İzmir Ekonomi Üniversitesi (İEÜ) Sağlık Hizmetleri Meslek Yüksekokulu Öğretim Görevlisi Melahat Kızıl, Dünya Sağlık Örgütü'ne göre 65 yaş ve yukarı yaştaki kişilerin yaşlı nüfus olarak kabul edildiğini belirterek, "Yaşam süresinin uzamasına bağlı olarak ülkemizde ve dünyada yaşlı nüfus oranı da gittikçe artmaktadır. Ortalama yaşam süresi 20. yüzyılın başına göre iki katına çıkmıştır. Türkiye’de yaşlıların yüzde 64’ü halen kendi evinde yaşamayı tercih etmektedir. Yaşlılık oranın hızla arttığı ve yaşamın doğal bir süreci olarak herkesin bir gün yaşlanacağı düşünülerek yaşlılara yönelik ciddi devlet politikaları geliştirilmek durumundadır" dedi.
‘Yaşlılar Depresyonda’
Her yıl 18 Mart ve haftasının 'Yaşlılar Haftası' olarak anıldığını ifade eden Kızıl, ülkedeki yaşlı nüfusun toplam nüfus içindeki oranın yüzde 8 ile 10 arasında olmasıyla o toplumun yaşlı olarak kabul edildiğini kaydetti. Kızıl, nüfusun yaşlanmasının yeni sorunları da beraberinde getirdiğini vurgulayarak, şunları söyledi:
"Türkiye’de 2013 yılında 100 çalışanın bakması gereken yaşlı sayısı on birken bu sayının 2030 yılında 19 olması beklenmektedir.
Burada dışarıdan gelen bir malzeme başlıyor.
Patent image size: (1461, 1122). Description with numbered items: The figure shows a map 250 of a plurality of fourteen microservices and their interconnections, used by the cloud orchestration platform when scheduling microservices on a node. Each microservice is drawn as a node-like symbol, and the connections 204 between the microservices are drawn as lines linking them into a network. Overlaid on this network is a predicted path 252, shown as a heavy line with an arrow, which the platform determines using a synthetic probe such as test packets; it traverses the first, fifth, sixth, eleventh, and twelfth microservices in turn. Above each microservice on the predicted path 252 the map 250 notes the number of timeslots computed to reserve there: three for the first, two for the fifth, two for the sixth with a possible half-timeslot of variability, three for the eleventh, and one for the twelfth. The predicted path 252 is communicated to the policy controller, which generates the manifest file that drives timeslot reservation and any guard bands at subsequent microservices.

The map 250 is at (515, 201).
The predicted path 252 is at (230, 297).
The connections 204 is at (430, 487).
Ülkemizde aile yapısındaki değişmeler, ekonomik zorluklar, kültürel değişiklikler sonucu yaşlıların bakımı bir yük olarak algılanmaktadır. Bu durum yaşlıları yalnızlaşmaya, toplumdan uzaklaşmaya ve depresyona itmektedir. İzmir Ekonomi Üniversitesi olarak yaşlılar üzerine yaptığımız bir araştırmada her üç yaşlıdan ikisinde ağır veya orta düzeyde depresyon yaşadığını gördük.”
‘Yaşlılarda Yoksulluk Yükseliyor’
Toplumun önemli bir kısmını oluşturan yaşlıların yoksulluk riski altında olduğuna da dikkat çeken Kızıl, yaşlı nüfusta yoksulluk oranının 2012 yılında yüzde 18,7'ye yükseldiğini belirtti.
‘Huzurevlerinin İmajı Hala Kötü’
Sosyal güvence yoksunluğu, eğitimsizlik, kronik hastalıklar, kolay hareket edememe gibi etkenlerin yaşlıların önemli sorunları arasında yer aldığını aktaran Kızıl, "Huzurevleri hala daha kimsesi olmayan, bakılamayan yaşlıların bakım aldıkları yerler olarak kabul edilmektedir. Son dönemlerde gündüz bakım evleri ve huzurevleri gibi kurumlar özellikle özel sektörde artmış olmasına rağmen bu inanış nedeniyle yeterince rağbet görmemekte ya da sadece parası ve güvencesi olan insanlara hizmet etmektedir" diye konuştu.